SageMaker VPC Endpoints

This section explains how to create VPC endpoints for the following: Amazon SageMaker Studio, SageMaker Notebooks, the SageMaker API, SageMaker Runtime, and Amazon SageMaker Feature Store Runtime.

Create a security group that is applied to all endpoints.

  1. Navigate to the EC2 menu in the AWS Console.

  2. In the Network & Security section, select the Security groups option.

  3. Choose Create security group.

  4. Provide a security group name and description (such as datawrangler-doc-sagemaker-vpce-sg). A rule is added later to allow traffic over HTTPS from SageMaker to this group.

Creating the endpoints

  1. Navigate to the VPC menu in the AWS console.

  2. Select the Endpoints option.

  3. Choose Create Endpoint.

  4. Search for the service by entering its name in the Search field.

  5. From the VPC dropdown list, select the VPC in which your Snowflake AWS PrivateLink connection exists.

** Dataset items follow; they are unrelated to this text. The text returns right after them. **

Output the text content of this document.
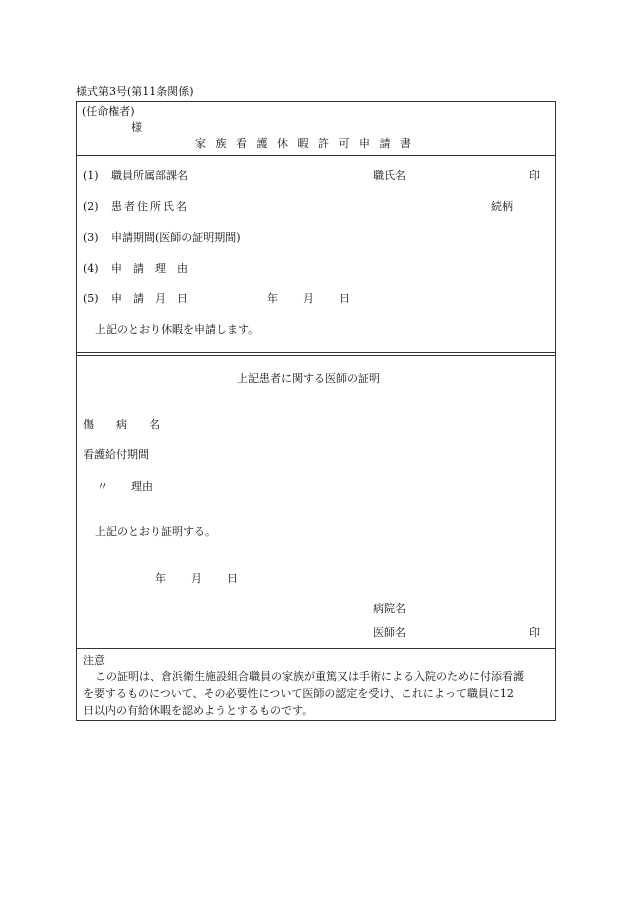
様式第3号(第11条関係)
(任命権者)
様
家 族 看 護 休 暇 許 可 申 請 書
(1) 職員所属部課名	職氏名	印
(2) 患者住所氏名	続柄
(3) 申請期間(医師の証明期間)
(4) 申　請　理　由
(5) 申　請　月　日	年 月 日
上記のとおり休暇を申請します。
上記患者に関する医師の証明
傷　　病　　名
看護給付期間
〃 理由
上記のとおり証明する。
年 月 日
病院名
医師名	印
注意
この証明は、倉浜衛生施設組合職員の家族が重篤又は手術による入院のために付添看護
を要するものについて、その必要性について医師の認定を受け、これによって職員に12
日以内の有給休暇を認めようとするものです。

  6. In the Subnets section, select the subnets which have access to the Snowflake PrivateLink connection.

  7. Leave the Enable DNS Name checkbox selected.

  8. In the Security Groups section, select the security group you created in the preceding section.

  9. Choose Create Endpoint.

Configure Studio and Data Wrangler

This section explains how to configure Studio and Data Wrangler.

  1. Configure the security group.

    1. Navigate to the Amazon EC2 menu in the AWS Console.

    2. Select the Security Groups option in the Network & Security section.

    3. Choose Create Security Group.

    4. Provide a name and description for your security group (such as datawrangler-doc-sagemaker-studio).

    5. Create the following inbound rules.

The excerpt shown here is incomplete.